In its latest report on the global poultry industry, Rabobank analysts say that the margin outlook generally remains upbeat. The main drivers they identify are high beef prices, lower feed costs and relatively strong demand in most regions.
However, they sound a note of caution: global trade is under pressure from the spread of avian influenza (AI) in Asia, Europe and North America.
Rabobank Animal Protein Analyst, Nan-Dirk Mulder, said: “Avian flu is further spreading across the globe and could affect global trade streams, especially as the virus has moved further in Europe to Hungary, and in the US to central states like Minnesota, Missouri and Arkansas.
“Joint global approaches, optimal biosecurity, and strong monitoring and compensation systems are necessary to stop the spread of the disease,” he added.
In an assessment of the situation in the United States, CME Group analyst reports that although highly pathogenic AI has been identified in a backyard flock of chickens and ducks in Kansas, any action taken by trading partners regarding Kansas will not have a major impact on poultry exports or supplies.
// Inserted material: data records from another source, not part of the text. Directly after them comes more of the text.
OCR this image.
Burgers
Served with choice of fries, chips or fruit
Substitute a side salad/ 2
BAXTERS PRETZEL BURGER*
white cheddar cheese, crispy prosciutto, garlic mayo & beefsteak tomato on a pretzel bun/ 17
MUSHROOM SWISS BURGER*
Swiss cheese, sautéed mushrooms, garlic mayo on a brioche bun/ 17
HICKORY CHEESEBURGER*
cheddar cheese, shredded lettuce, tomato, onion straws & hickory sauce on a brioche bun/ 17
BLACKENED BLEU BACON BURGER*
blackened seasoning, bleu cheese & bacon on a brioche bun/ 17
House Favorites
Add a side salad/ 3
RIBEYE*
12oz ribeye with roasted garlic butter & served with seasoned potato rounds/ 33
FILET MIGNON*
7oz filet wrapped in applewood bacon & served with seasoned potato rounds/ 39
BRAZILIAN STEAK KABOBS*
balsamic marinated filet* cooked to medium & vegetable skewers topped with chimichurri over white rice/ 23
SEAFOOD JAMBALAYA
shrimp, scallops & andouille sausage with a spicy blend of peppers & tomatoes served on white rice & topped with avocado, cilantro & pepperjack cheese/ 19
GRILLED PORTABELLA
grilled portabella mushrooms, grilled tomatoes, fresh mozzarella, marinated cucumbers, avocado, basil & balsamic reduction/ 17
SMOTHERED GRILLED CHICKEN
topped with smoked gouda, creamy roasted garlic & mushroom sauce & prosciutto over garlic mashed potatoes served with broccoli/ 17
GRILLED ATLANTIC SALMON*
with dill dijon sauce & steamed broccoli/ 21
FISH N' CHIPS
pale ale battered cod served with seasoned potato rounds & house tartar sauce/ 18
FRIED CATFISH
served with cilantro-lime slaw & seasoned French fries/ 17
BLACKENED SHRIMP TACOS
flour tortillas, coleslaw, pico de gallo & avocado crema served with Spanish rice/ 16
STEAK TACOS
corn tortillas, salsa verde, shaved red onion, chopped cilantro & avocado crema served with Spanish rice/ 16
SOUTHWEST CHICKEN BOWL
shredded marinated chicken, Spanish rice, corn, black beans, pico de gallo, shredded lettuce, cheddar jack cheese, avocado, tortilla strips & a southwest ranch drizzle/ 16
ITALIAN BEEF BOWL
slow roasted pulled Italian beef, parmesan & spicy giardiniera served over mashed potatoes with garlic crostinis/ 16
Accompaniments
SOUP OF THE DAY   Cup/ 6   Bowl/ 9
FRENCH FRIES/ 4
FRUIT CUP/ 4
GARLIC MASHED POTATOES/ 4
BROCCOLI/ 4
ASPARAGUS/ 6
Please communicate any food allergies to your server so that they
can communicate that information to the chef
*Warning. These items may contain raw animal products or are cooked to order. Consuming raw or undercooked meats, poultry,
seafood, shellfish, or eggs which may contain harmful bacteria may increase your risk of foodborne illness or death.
Boparan Holdings Limited, the parent company of UK chicken processing firm, 2 Sisters Food Group, has reported in its latest results that AI in Europe contributed to making a challenging trading period over the last quarter even more difficult.
Over the last week, new AI outbreaks of the highly pathogenic type have occurred in poultry in the United States (Arkansas and Kansas), South Korea, India, Viet Nam and Taiwan. The low-pathogenic form has been reported in commercial turkeys in California and free-range layers in the Netherlands.
Also in the news this week, a recently released video from an animal welfare organisation allegedly shows welfare issues at a broiler processing company in the US. An independent expert panel commenting on the video explained the procedures shown and, while observing that some processes could be improved, they found no evidence for the video claims of "horrific animal abuse".
The European Commission has been called on to phase out as soon as possible killing methods that cause unnecessary suffering to animals, such as electrical water-bath stunners for poultry.